Protester Lisa Wisman said she flew in by herself from Michigan after purchasing her plane tickets the week before.

“I just feel like the things that Donald Trump is doing deserve to be protested and he needs to be held accountable,” she said. “He’s made all these promises and lies and the people need to take back their ability to hold their elected officials accountable. And protesting is one of the ways that I’m doing that.”

Joe Giro said he came into the city from upstate New York with friends.

“I want my nine-month old niece to grow up in a world that’s not filled with hate, and at least…where women are accepted,” he said.

President Donald Trump did not comment during the event on Twitter, the social media outlet widely regarded as one of his favorite ways to communicate with the public. However, Hillary Clinton, Trump’s Democratic opponent during the presidential race, used Twitter to show her support for the march.

“Thanks for standing, speaking & marching for our values @womensmarch. Important as ever. I truly believe we’re always Stronger Together,” Clinton tweeted the morning of the event.

Nearby the march, the “Bikers for Trump” group had also reserved a space in the city to hold “an event of celebrations provided by the biker community,” said R.C. Pittman, president of Florida’s Bikers For Trump.

“We’ve opened this park up to anyone who wants to celebrate with us.
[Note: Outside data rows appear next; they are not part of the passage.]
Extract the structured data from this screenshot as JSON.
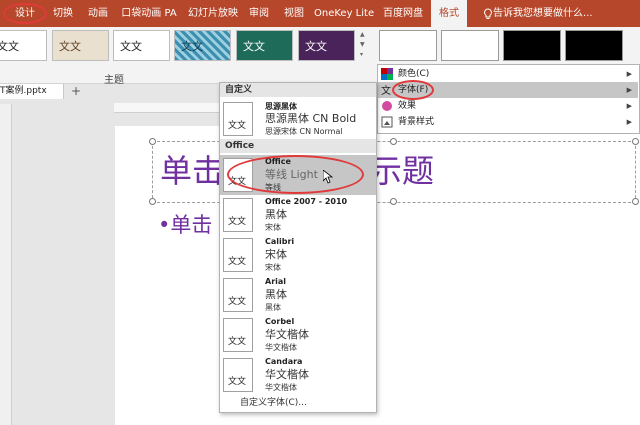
{
  "tabs": [
    {
      "label": "设计"
    },
    {
      "label": "切换"
    },
    {
      "label": "动画"
    },
    {
      "label": "口袋动画 PA"
    },
    {
      "label": "幻灯片放映"
    },
    {
      "label": "审阅"
    },
    {
      "label": "视图"
    },
    {
      "label": "OneKey Lite"
    },
    {
      "label": "百度网盘"
    },
    {
      "label": "格式"
    },
    {
      "label": "告诉我您想要做什么..."
    }
  ],
  "ribbon": {
    "themes_group_label": "主题",
    "theme_sample_text": "文文"
  },
  "document": {
    "tab_name": "T案例.pptx",
    "new_tab_symbol": "+"
  },
  "slide": {
    "title_left": "单击",
    "title_right": "示题",
    "bullet": "•单击"
  },
  "font_panel": {
    "sections": [
      {
        "label": "自定义"
      },
      {
        "label": "Office"
      }
    ],
    "sample": "文文",
    "fonts": [
      {
        "name": "思源黑体",
        "heading": "思源黑体 CN Bold",
        "body": "思源宋体 CN Normal"
      },
      {
        "name": "Office",
        "heading": "等线 Light",
        "body": "等线"
      },
      {
        "name": "Office 2007 - 2010",
        "heading": "黑体",
        "body": "宋体"
      },
      {
        "name": "Calibri",
        "heading": "宋体",
        "body": "宋体"
      },
      {
        "name": "Arial",
        "heading": "黑体",
        "body": "黑体"
      },
      {
        "name": "Corbel",
        "heading": "华文楷体",
        "body": "华文楷体"
      },
      {
        "name": "Candara",
        "heading": "华文楷体",
        "body": "华文楷体"
      }
    ],
    "custom_link": "自定义字体(C)...",
    "grip": "....."
  },
  "variants_menu": {
    "items": [
      {
        "label": "颜色(C)",
        "icon": "colors-icon"
      },
      {
        "label": "字体(F)",
        "icon": "fonts-icon"
      },
      {
        "label": "效果",
        "icon": "effects-icon"
      },
      {
        "label": "背景样式",
        "icon": "background-styles-icon"
      }
    ]
  },
  "colors": {
    "accent": "#b7472a",
    "highlight_ring": "#e03a3a",
    "slide_text": "#7030a0"
  }
}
The women are welcome, protesters are welcome; I haven’t run anybody off. We don’t have any fences up,” he said. In front of the Bikers for Trump stage, both protesters and Trump supporters were sitting and dancing to music.

Ahad Yonus, who donned a hat emblazoned with Trump’s “Make America Great Again” slogan, said he went by the Women’s March protest to “see both sides of the spectrum.”

“Protesting is one of the rights protected by the first amendment, but I feel like the people here might not necessarily know what they’re protesting,” he said. Yonus also denounced riots that had ensued the previous day, saying “protesting is ok, our democracy is working, but that doesn’t mean set a limo on fire, go break a McDonalds and knock all the windows out.”

Following the march, the Women’s March website stated that “millions” of people around the world had participated in total, which included the simultaneous “sister marches” held in locations such as New York, NY, Chicago and Atlanta.